Treatment of Manifestations

Supportive care in the form of practical help, emotional support, and counseling are appropriate for affected individuals and their families.

Table 4.

Treatment of Manifestations in Individuals with HTRA1 Disorder

Manifestation/Concern	Treatment	Considerations/Other
Cerebral microbleeds	Anti-platelet therapy & anti-hypertension therapy may be considered.	There is no evidence for their effectiveness.
Gait disturbance	Physical therapy to ameliorate coordination difficulties, especially w/walking
	Crutches (less often canes) & walkers	To prevent falls
	Home adaptations incl grab bars for bathtub or shower chairs, raised toilet seats, & ramps to accommodate motorized chairs, as needed
	Medication (e.g., baclofen, tizanidine)	May be considered for those w/spasticity
Mood disorder	Standard treatment per psychiatrist	Personality changes may necessitate antipsychotic medication.
Pseudobulbar palsy	Speech/language therapy	Communication devices such as writing pads & computer-based devices may also be of benefit.
Pseudobulbar palsy	Video esophagrams can identify consistency of food least likely to trigger aspiration.	Weighted eating utensils & dressing hooks help maintain a sense of independence.
Spinal spondylosis	Standard treatment per orthopedist	For those w/neurologic deficits due to spinal compression
Alopecia	Wig or hairpiece
Family/Community	Ensure appropriate social work involvement to connect families w/local resources, respite, & support. Coordinate care to manage multiple subspecialty appointments, equipment, medications, & supplies.	Ongoing assessment for need of home nursing

Surveillance

The interval at which a person with HTRA1 disorder is followed depends on the severity and type of symptoms and the needs of the affected individual and caregivers.

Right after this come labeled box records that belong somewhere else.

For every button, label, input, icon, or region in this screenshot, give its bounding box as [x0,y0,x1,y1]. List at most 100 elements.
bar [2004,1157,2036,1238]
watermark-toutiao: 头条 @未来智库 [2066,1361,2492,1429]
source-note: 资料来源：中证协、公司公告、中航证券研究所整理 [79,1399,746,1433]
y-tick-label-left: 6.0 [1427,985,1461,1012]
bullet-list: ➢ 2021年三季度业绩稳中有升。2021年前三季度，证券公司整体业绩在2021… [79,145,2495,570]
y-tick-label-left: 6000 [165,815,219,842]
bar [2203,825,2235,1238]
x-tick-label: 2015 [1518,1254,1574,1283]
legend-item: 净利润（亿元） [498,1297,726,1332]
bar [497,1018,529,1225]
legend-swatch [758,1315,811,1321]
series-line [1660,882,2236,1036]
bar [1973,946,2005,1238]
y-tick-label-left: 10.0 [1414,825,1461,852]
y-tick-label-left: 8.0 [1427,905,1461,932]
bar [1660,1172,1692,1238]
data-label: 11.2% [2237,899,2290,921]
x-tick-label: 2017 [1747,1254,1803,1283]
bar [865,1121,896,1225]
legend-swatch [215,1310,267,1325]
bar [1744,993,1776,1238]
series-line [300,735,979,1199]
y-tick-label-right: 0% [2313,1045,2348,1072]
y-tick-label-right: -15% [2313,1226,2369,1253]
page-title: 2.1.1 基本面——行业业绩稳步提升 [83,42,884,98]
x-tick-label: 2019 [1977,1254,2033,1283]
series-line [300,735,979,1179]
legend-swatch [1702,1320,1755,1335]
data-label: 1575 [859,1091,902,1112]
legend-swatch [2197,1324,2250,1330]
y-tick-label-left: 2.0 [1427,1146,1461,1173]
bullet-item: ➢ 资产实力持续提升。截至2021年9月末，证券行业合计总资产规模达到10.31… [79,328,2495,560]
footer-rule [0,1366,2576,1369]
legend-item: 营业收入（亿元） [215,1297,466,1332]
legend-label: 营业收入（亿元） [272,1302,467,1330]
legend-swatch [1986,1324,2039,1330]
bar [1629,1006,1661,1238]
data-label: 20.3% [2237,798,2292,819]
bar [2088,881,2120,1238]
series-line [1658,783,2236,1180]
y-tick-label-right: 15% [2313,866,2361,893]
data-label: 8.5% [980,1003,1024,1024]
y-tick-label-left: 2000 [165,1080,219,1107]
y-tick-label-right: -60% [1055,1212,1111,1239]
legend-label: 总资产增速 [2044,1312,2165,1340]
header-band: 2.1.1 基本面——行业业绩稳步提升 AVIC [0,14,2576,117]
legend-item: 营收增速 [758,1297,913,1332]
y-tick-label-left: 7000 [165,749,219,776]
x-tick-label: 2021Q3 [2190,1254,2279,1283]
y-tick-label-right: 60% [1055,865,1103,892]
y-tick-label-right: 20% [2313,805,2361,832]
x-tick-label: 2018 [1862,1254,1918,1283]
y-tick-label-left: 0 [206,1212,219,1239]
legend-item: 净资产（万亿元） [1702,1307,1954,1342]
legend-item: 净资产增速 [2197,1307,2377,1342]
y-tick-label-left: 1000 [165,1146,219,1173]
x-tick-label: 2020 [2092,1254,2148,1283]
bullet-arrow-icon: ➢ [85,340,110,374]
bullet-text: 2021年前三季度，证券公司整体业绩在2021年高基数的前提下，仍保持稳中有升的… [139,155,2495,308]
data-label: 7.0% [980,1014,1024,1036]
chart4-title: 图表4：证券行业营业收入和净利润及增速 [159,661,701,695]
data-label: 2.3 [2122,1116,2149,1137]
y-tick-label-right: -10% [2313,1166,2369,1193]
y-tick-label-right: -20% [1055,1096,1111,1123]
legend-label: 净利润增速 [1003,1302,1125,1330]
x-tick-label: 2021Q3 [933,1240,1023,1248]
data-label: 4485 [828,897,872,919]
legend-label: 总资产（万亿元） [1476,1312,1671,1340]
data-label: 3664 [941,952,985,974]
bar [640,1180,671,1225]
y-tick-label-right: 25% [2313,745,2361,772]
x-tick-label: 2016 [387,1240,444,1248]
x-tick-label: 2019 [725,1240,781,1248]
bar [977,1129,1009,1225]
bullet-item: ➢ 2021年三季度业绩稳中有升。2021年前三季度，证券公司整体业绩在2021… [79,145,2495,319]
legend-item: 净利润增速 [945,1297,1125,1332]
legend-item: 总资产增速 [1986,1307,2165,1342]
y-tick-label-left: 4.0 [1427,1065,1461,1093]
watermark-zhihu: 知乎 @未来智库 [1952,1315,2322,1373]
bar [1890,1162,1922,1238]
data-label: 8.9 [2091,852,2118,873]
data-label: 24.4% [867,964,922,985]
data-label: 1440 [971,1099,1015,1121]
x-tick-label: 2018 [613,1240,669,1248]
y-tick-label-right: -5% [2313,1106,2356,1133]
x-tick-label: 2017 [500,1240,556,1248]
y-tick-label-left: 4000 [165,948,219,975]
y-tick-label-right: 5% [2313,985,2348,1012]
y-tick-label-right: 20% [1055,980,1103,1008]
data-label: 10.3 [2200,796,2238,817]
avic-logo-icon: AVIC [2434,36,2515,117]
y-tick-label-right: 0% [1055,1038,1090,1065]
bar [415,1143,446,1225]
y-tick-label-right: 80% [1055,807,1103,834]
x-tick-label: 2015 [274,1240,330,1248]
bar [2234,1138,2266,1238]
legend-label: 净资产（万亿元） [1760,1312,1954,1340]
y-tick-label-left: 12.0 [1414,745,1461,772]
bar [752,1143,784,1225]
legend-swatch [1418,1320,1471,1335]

Agents/Circumstances to Avoid

Smoking and a high-salt diet, which may hasten the progression of arteriosclerosis, should be avoided.

Evaluation of Relatives at Risk

It has been speculated that hypertension or smoking may influence the age of onset and frequency of stroke episodes in individuals with HTRA1 disorder; smoking may result in earlier disease onset [Singhal et al 2004], and smoking or hypertension may increase the frequency of stroke episodes in individuals with the classic CADASIL phenotype [Adib-Samii et al 2010]. Therefore, it is appropriate to test the older and younger sibs of a proband for presence of the HTRA1 pathogenic variant(s) in the family in order to identify early in adulthood (ideally at age ≥18 years) those who would benefit from initiation of treatment and preventive measures such as oral administration of anti-hypertensive drugs and abstinence from smoking.

See Genetic Counseling for issues related to testing of at-risk relatives for genetic counseling purposes.

Therapies Under Investigation

Search ClinicalTrials.gov in the US and EU Clinical Trials Register in Europe for access to information on clinical studies for a wide range of diseases and conditions. Note: There may not be clinical trials for this disorder.